Ya bir git Allahını seversen...
Bilmiyorum çok duygusal davranıyoruz belki, belki de hata bizde... 186'yı aramışız orası neresi diyoruz, yani bizde de hatalar kiloyla mevcut. Bizden bir şey olmaz evet ama siz bizi değiştirebilirsiziniz. Belki de Ardahan başka bir ülkenin başka bir topluluğun, başka bir kabilenin cehennemidir bilmiyorum ama artık değişsin bir şeyler... Ne bileyim ben mesela her fırsatta kovulmamak uğruna başka iş imkânlarının olacağı konusunda ümidimi koruyorum. Olacak mı dersiniz, az gelişmiş ülkemin az gelişmiş ağır esnafları, ağır tüccarları,
Yöneticileri!
Sahi olacak mı?
Bizim şarkımızın içinde ay ışığı olacak mı?
3 tarafı askeri birliklerle çevrili Ardahan hala sınır kentidir dursun öyle savaşa hazır insan muamelesi görmeyelim artık yeter!
Çeperlerle kapatılan buralara hasretle bakar dururuz, içinde ki parkında eğlenen çocuk sesleri ne güzel keşke bizim çocuklarımızda onlarla oynasalar değil mi?
Yöneticilerim...
Sahi umut var mı?
Çıldır Gölünde bir gün bir Program, düzenlenecek mi?
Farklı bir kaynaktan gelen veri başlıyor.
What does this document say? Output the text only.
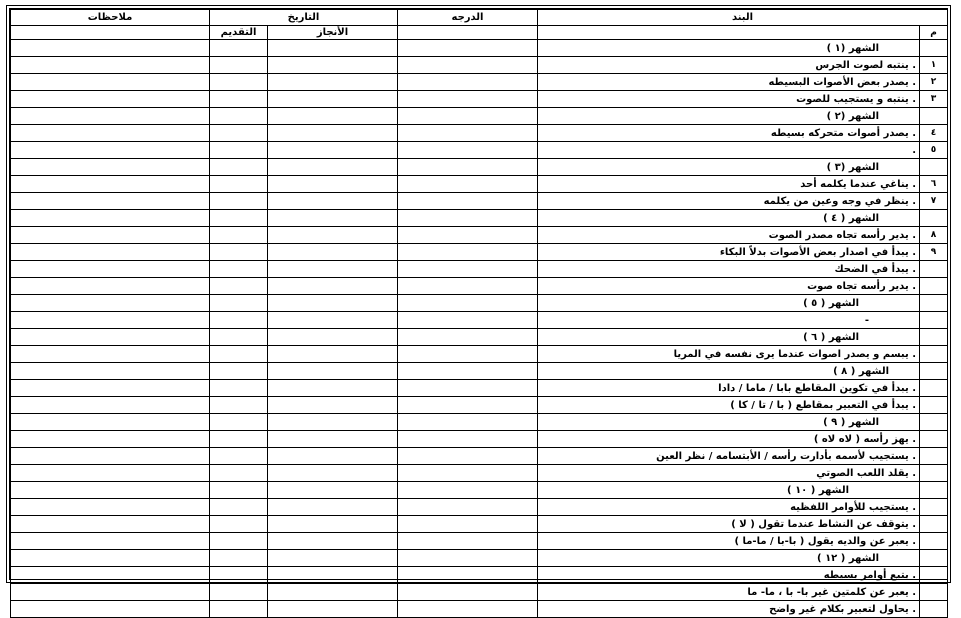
ملاحظات	التاريخ		الدرجه	البند	
	التقديم	الأنجاز			م
				الشهر (١ )	
				. ينتبه لصوت الجرس	١
				. يصدر بعض الأصوات البسيطه	٢
				. ينتبه و يستجيب للصوت	٣
				الشهر (٢ )	
				. يصدر أصوات متحركه بسيطه	٤
				.	٥
				الشهر (٣ )	
				. يناغي عندما يكلمه أحد	٦
				. ينظر في وجه وعين من يكلمه	٧
				الشهر ( ٤ )	
				. يدير رأسه تجاه مصدر الصوت	٨
				. يبدأ في اصدار بعض الأصوات بدلاً البكاء	٩
				. يبدأ في الضحك	
				. يدير رأسه تجاه صوت	
				الشهر ( ٥ )	
				-	
				الشهر ( ٦ )	
				. يبسم و يصدر اصوات عندما يرى نفسه في المريا	
				الشهر ( ٨ )	
				. يبدأ في تكوين المقاطع بابا / ماما / دادا	
				. يبدأ في التعبير بمقاطع ( با / تا / كا )	
				الشهر ( ٩ )	
				. يهز رأسه ( لاه لاه )	
				. يستجيب لأسمه بأدارت رأسه / الأبتسامه / نظر العين	
				. يقلد اللعب الصوتي	
				الشهر ( ١٠ )	
				. يستجيب للأوامر اللفظيه	
				. يتوقف عن النشاط عندما تقول ( لا )	
				. يعبر عن والديه يقول ( با-با / ما-ما )	
				الشهر ( ١٢ )	
				. يتبع أوامر بسيطه	
				. يعبر عن كلمتين غير با- با ، ما- ما	
				. يحاول لتعبير بكلام غير واضح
Balık yiyelim demiyorum, Doğunun 2. büyük gölünü bilsinler diye diyorum... 96 Yılında Japonya da yapılan bir yarışmada el emeği kategorisinde dünya birincisi olan Damal Bebeklerinin akıbeti ise daha acıklı… Pazarlamasından tutunda AR-GE çalışmaları anlamında hiç bir tasarım yapılmadı. Tanesinin 50 TL'ye satıldığı pardon satılamadığı, Japonya'yı sallayan ama Türkiye'de satış yelpazesi bulamayan çirkin yüzlü çakinin bebekleri...
Sahi Söyler misiniz?
Atatürk'ün siluetinin yansıdığı dağlara çıkıp facebook'a atmak için fotoğraf çekilecek miyiz?
Yani haberimiz olacak mı?
Yani gerçek anlamda bir festival gerçek anlamda bir karnaval havası estirecek misiniz?
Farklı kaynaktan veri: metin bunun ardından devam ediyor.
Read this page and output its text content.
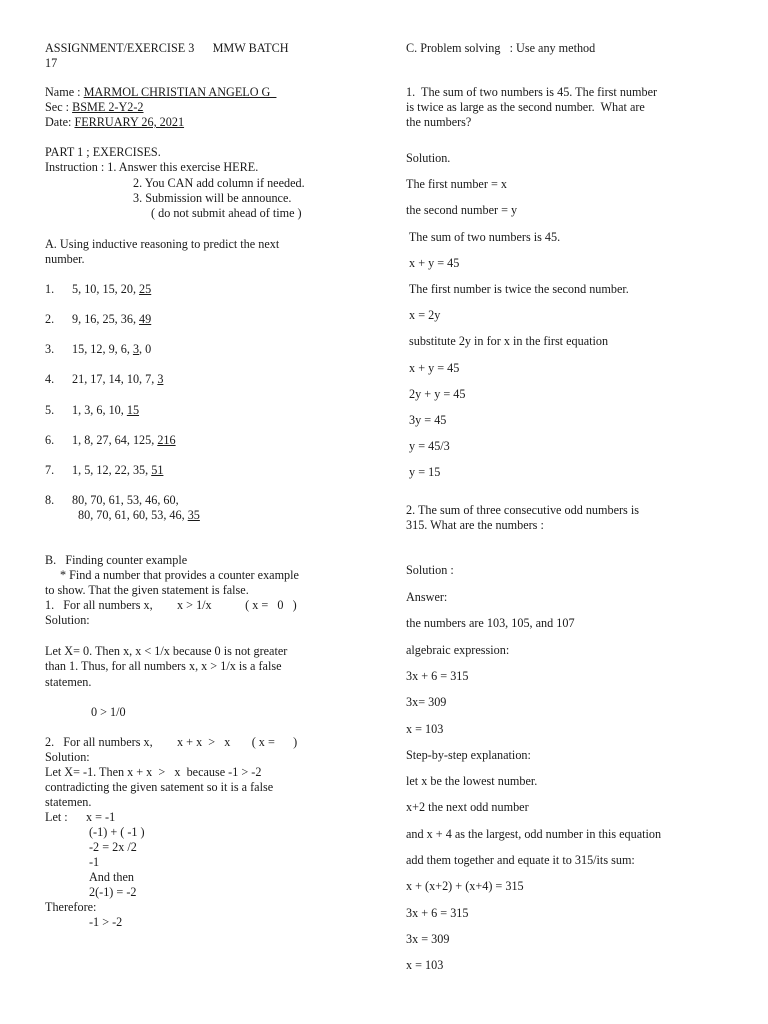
ASSIGNMENT/EXERCISE 3      MMW BATCH
17
Name : MARMOL CHRISTIAN ANGELO G
Sec : BSME 2-Y2-2
Date: FERRUARY 26, 2021
PART 1 ; EXERCISES.
Instruction : 1. Answer this exercise HERE.
2. You CAN add column if needed.
3. Submission will be announce.
( do not submit ahead of time )
A. Using inductive reasoning to predict the next
number.
1. 5, 10, 15, 20, 25
2. 9, 16, 25, 36, 49
3. 15, 12, 9, 6, 3, 0
4. 21, 17, 14, 10, 7, 3
5. 1, 3, 6, 10, 15
6. 1, 8, 27, 64, 125, 216
7. 1, 5, 12, 22, 35, 51
8. 80, 70, 61, 53, 46, 60,
80, 70, 61, 60, 53, 46, 35
B.   Finding counter example
* Find a number that provides a counter example
to show. That the given statement is false.
1.   For all numbers x,        x > 1/x           ( x =   0   )
Solution:
Let X= 0. Then x, x < 1/x because 0 is not greater
than 1. Thus, for all numbers x, x > 1/x is a false
statemen.
0 > 1/0
2.   For all numbers x,        x + x  >   x       ( x =      )
Solution:
Let X= -1. Then x + x  >   x  because -1 > -2
contradicting the given satement so it is a false
statemen.
Let :      x = -1
(-1) + ( -1 )
-2 = 2x /2
-1
And then
2(-1) = -2
Therefore:
-1 > -2
C. Problem solving   : Use any method
1.  The sum of two numbers is 45. The first number
is twice as large as the second number.  What are
the numbers?
Solution.
The first number = x
the second number = y
The sum of two numbers is 45.
x + y = 45
The first number is twice the second number.
x = 2y
substitute 2y in for x in the first equation
x + y = 45
2y + y = 45
3y = 45
y = 45/3
y = 15
2. The sum of three consecutive odd numbers is
315. What are the numbers :
Solution :
Answer:
the numbers are 103, 105, and 107
algebraic expression:
3x + 6 = 315
3x= 309
x = 103
Step-by-step explanation:
let x be the lowest number.
x+2 the next odd number
and x + 4 as the largest, odd number in this equation
add them together and equate it to 315/its sum:
x + (x+2) + (x+4) = 315
3x + 6 = 315
3x = 309
x = 103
Siz nerdesiniz biz nerdeyiz!
Sahi olacak mı?
Göğsümüz gerile gerile gelen misafirlerimize "Aha bak gördün mü, ne güzel bir yere getirdim seni" diyebilecek miyiz?
Gaşgalar kaldırılacak mı?
Alper Tunga öldü mü, ıssız Acun kaldı mı?
Sahi söylesenize,
Bizim şarkımızın içinde ay ışığı olacak mı?
Esen Kalın.
Devamı olabilir.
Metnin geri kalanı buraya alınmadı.